Computer Science Graduate Seminar

Tuesday, December 5, 2023, 1:00pm

Robust and Efficient Methods in Visual 3D Human Pose Estimation

  • Istvan Sarandi, M.Sc.  -  Chair of Computer Science 13
  • Place: Large b-it room (5053.2), Building E2, Informatics Centre, Ahornstr. 55
  • Hybrid: Zoom Link ​(Meeting-ID: 636 7289 5840 Pasword: 964382)



Computer vision algorithms for perceiving humans in the real world are crucial for several impactful emerging technologies, including self-driving cars and mobile service robots.

In this talk, I will present three contributions to improving the state of the art in deep learning-based 3D human pose estimation, that is, localizing major anatomical landmarks of the human body in 3D space from RGB images only. The central themes are robustness and efficiency, which constitute the main challenges in robotics applications.

We start by addressing robustness to occlusions, i.e., when objects block the line of sight between the person and the camera. After presenting the first systematic study of how occlusions deteriorate 3D pose estimation accuracy, we propose to mitigate the problem using an effective synthetic occlusion data augmentation strategy.

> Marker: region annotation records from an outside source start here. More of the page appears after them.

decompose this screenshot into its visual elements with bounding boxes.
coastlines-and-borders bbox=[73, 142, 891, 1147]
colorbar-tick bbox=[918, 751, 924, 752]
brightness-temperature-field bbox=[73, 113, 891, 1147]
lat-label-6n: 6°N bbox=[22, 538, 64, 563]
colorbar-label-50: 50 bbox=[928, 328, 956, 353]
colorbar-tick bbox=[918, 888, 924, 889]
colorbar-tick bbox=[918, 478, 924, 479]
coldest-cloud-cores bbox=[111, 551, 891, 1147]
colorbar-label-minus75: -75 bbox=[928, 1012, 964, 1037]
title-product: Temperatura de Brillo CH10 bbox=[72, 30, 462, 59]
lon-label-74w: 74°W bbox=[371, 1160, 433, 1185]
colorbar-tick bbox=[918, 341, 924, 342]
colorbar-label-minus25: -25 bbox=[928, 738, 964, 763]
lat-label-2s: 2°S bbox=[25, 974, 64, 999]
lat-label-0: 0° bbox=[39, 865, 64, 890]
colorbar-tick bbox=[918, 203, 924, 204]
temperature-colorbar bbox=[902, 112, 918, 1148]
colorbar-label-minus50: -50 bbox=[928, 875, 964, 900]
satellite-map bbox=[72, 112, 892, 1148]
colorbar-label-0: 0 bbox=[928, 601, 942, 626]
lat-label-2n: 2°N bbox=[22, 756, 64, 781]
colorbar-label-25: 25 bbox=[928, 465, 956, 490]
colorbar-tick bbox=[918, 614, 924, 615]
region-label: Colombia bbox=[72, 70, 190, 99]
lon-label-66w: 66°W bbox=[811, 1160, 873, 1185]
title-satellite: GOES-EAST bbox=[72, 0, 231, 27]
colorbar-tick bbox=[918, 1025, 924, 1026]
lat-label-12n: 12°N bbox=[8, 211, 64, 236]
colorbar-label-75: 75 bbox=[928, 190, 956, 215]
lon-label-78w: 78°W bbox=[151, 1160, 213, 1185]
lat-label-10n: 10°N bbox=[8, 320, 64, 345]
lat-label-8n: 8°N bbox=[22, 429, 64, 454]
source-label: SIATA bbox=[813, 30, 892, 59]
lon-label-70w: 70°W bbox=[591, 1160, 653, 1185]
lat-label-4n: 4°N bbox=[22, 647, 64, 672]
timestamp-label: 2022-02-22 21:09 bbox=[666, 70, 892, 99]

We then turn to the problem of truncation, i.e., when only a part of the body is within the camera's field of view. We develop a truncation-robust heatmap representation, which also allows learned recovery of the metric scale. Building upon this capability, I present an end-to-end learned absolute pose estimation method called MeTRAbs, for robustly reconstructing human poses in the camera's reference frame at state-of-the-art accuracy.

In the third part, I present the largest-scale experiment reported in the 3D pose literature to date, by merging a total of 32 datasets, in the pursuit of improved in-the-wild generalization, outside the controlled environments of motion capture studios. We overcome the challenge of differently annotated datasets through a novel affine-combining autoencoder formulation for capturing the common information in different landmark annotation formats. Importantly, these methods can run on low-powered robot hardware in real time.

I conclude with a discussion of possible extensions to the presented works, as well as exciting future challenges for the field as a whole.

The computer science lecturers invite interested people to join.